Up to this point we have seen the ageing of generations in which smoking, frequent alcohol consumption and the consumption of a questionable food pyramid was the norm. Although many of our future senior citizens are living in a time that is far more conscious of what it means to be healthy, this is not yet ubiquitous, even though increased exercise, lowering alcohol consumption, following a balanced diet and stopping smoking proved to lower the likelihood of a person suffering a stroke, cardiovascular disease or several forms of cancer.
So, if not heart-related issues or cancer, what will it be? The answer may surprise you.
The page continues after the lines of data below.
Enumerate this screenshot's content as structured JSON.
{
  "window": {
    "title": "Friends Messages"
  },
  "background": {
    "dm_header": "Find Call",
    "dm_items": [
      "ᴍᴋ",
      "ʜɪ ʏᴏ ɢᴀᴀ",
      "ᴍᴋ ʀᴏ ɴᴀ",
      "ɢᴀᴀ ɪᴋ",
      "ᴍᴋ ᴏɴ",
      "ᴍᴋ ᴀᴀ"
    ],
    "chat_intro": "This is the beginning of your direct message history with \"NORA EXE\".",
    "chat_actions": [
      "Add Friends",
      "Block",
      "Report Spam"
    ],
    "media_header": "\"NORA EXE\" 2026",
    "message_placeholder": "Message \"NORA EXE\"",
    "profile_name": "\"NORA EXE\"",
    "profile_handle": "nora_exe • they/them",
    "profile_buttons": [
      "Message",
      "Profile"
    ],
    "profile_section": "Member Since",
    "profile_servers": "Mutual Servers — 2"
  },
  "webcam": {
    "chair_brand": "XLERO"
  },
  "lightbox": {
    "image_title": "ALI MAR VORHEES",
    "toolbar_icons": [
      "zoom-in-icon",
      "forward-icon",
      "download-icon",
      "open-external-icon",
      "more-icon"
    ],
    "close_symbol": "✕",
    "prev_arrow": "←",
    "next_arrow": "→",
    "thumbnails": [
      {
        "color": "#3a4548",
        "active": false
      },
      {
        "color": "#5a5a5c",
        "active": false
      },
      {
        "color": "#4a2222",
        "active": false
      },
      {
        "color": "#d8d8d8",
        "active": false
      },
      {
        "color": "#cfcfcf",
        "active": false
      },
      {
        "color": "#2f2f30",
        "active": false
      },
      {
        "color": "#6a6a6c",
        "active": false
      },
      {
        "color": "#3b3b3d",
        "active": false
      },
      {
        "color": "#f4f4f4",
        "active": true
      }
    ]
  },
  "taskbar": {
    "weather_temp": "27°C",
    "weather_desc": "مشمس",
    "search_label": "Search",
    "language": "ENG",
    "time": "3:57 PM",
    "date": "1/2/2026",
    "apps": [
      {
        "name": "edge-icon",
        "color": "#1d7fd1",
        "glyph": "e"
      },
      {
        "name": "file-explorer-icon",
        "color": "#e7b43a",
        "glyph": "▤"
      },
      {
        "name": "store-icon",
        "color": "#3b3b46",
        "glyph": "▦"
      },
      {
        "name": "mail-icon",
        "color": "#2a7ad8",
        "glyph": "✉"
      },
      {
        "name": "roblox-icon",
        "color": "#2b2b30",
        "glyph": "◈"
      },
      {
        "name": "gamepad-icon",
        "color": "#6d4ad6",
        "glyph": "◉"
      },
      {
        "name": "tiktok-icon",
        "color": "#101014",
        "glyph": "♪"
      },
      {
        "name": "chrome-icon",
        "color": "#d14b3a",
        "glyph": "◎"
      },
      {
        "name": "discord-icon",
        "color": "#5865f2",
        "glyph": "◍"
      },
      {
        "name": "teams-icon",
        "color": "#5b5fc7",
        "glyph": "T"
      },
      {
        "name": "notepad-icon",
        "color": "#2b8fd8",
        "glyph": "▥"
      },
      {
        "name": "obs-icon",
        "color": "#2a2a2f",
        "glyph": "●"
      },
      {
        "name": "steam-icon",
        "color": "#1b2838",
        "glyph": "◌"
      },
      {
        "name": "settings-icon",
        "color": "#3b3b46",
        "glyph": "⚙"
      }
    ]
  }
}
Notwithstanding that many people are starting to embrace healthier ways of living, the prediction is that “(2015 to 2035) will see a 118percent rise in those who have diabetes, and a big jump, too, in cases of arthritis”, according to the Institute for Ageing. A study in the US showed that diabetes kills more people in Africa than it does in Western Europe. Diets high in processed foods and sugars, together with increasingly sedentary lifestyles, are to blame for this scary phenomenon.
Another more insidious cause of death may be your bank account.
With people living longer but seldom saving enough for retirement, and with the added financial pressure frailty or a sickness such as diabetes can cause, there is a real risk of many elderly people simply running out of enough money to survive.
According to a 2017 Sanlam Glacier report, in the case of a couple aged 65 today, there is a 50% chance that one of them will reach age 94 and a 25% chance that one of them will reach 100. Yet only 8% of South Africans retire with sufficient savings.
There are surprises awaiting many people in their prime if they believe that they will get old much the same as their grandparents did.
The changing nature of the ageing process that today’s generation faces only highlights the need for financial security and the importance of good life insurance and a sound retirement plan.
Craig Baker is the chief executive of MiWayLife Insurance.